Personal information
- Full name: Viktor Grigoryevich Tsaryov
- Date of birth: 2 June 1931
- Place of birth: Moscow, USSR
- Date of death: 2 January 2017 (aged 85)
- Place of death: Moscow, Russia
- Height: 1.76 m (5 ft 9 in)
- Positions: Midfielder; defender;

Youth career
- FC Dynamo Moscow

Senior career*
- Years: Team / Apps / (Gls)
- 1952: MVO Kalinin / 0 / (0)
- 1953: MVO Moscow / 0 / (0)
- 1954–1966: Dynamo Moscow / 298 / (12)

International career
- 1958–1963: USSR / 12 / (0)

Managerial career
- 1967–1968: USSR (assistant)
- 1973–1975: Dynamo Moscow (assistant)
- 1976: USSR U-18
- 1979: Dynamo Moscow
- 1981: USSR U-18

Medal record
Representing Soviet Union
UEFA European Championship
| Winner | 1960 France |  |

= Viktor Tsaryov =

Russian footballer

Viktor Grigoryevich Tsaryov (Виктор Григорьевич Царёв; 2 June 1931 – 2 January 2017) was a Russian footballer.

==Career==
During his career he played for FC Dynamo Moscow (1954–1966). He earned 12 caps for the USSR national football team, and participated in the 1958 FIFA World Cup, as well as the first ever European Nations' Cup in 1960, where the Soviets were champions.
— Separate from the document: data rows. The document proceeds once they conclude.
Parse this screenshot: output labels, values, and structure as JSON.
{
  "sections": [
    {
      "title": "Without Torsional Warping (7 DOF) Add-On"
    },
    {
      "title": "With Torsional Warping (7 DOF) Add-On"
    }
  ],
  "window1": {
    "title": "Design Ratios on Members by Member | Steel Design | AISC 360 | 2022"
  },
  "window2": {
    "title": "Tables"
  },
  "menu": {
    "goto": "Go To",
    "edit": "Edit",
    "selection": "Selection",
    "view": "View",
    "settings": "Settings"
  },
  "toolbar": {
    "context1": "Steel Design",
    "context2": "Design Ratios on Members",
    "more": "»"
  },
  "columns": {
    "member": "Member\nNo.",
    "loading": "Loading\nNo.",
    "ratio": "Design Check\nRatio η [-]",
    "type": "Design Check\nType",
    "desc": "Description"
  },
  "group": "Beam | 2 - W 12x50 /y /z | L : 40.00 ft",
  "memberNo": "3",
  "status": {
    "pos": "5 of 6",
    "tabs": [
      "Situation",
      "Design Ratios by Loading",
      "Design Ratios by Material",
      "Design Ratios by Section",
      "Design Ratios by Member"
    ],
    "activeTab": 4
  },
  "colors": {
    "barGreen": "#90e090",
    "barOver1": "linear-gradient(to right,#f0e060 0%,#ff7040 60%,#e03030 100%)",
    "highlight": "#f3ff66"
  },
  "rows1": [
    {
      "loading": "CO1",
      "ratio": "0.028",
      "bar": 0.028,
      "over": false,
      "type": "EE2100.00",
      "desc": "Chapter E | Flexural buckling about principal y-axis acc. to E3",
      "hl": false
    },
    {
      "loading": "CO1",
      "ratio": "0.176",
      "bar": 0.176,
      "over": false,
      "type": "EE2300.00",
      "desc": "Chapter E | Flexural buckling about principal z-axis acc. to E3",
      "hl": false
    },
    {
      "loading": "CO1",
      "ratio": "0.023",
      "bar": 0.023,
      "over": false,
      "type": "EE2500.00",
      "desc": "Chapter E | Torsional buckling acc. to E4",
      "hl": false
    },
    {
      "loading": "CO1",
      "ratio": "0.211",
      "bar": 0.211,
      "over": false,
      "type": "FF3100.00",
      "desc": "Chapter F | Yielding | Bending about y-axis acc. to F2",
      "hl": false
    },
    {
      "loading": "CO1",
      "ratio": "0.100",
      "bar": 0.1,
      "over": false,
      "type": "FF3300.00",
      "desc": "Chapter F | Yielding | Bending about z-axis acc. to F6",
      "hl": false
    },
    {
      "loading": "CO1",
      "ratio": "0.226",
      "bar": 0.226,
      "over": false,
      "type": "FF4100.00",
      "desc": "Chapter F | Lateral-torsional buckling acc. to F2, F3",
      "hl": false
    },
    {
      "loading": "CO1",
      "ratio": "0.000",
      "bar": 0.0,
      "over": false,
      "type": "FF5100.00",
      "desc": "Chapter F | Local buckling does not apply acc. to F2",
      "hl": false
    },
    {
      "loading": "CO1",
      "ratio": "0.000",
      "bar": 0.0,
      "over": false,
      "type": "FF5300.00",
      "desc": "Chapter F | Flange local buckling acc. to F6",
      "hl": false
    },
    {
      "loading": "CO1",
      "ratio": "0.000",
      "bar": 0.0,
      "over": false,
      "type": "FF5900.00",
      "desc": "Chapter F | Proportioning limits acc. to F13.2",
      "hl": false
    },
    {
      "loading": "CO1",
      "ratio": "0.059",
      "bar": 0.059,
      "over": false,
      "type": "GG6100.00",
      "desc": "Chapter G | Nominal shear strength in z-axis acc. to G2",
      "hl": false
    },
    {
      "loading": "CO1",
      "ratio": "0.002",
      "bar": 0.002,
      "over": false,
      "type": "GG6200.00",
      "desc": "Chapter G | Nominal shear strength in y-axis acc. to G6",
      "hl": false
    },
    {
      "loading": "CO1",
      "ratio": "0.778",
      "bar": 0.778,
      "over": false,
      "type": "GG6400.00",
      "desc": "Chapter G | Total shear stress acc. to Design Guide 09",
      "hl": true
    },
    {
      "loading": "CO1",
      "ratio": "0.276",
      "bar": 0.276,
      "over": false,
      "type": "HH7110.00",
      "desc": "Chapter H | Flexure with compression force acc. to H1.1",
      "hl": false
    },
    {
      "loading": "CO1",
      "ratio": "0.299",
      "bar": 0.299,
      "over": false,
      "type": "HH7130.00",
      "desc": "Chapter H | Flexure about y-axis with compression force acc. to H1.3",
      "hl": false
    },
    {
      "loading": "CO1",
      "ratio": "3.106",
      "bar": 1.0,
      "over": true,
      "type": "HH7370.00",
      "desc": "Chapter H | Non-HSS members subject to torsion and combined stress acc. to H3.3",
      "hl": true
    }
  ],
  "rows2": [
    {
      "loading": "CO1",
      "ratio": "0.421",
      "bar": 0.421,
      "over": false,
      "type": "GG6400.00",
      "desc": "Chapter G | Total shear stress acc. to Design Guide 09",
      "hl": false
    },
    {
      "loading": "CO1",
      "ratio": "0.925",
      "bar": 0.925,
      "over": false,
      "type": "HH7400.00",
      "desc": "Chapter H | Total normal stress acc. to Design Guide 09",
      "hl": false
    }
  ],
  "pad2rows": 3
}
After retirement, he became a football manager. By 2008, he was the chairman of the board of directors of FC Dynamo Moscow.

Tsaryov died in Moscow on 2 January 2017 at the age of 85.

==Honours==
- Soviet Top League winner: 1955, 1957, 1959, 1963.
- Year-end Top 33 players list: 1957, 1959, 1963.
- Captained FC Dynamo Moscow in most games in franchise history (189 official league and cup games).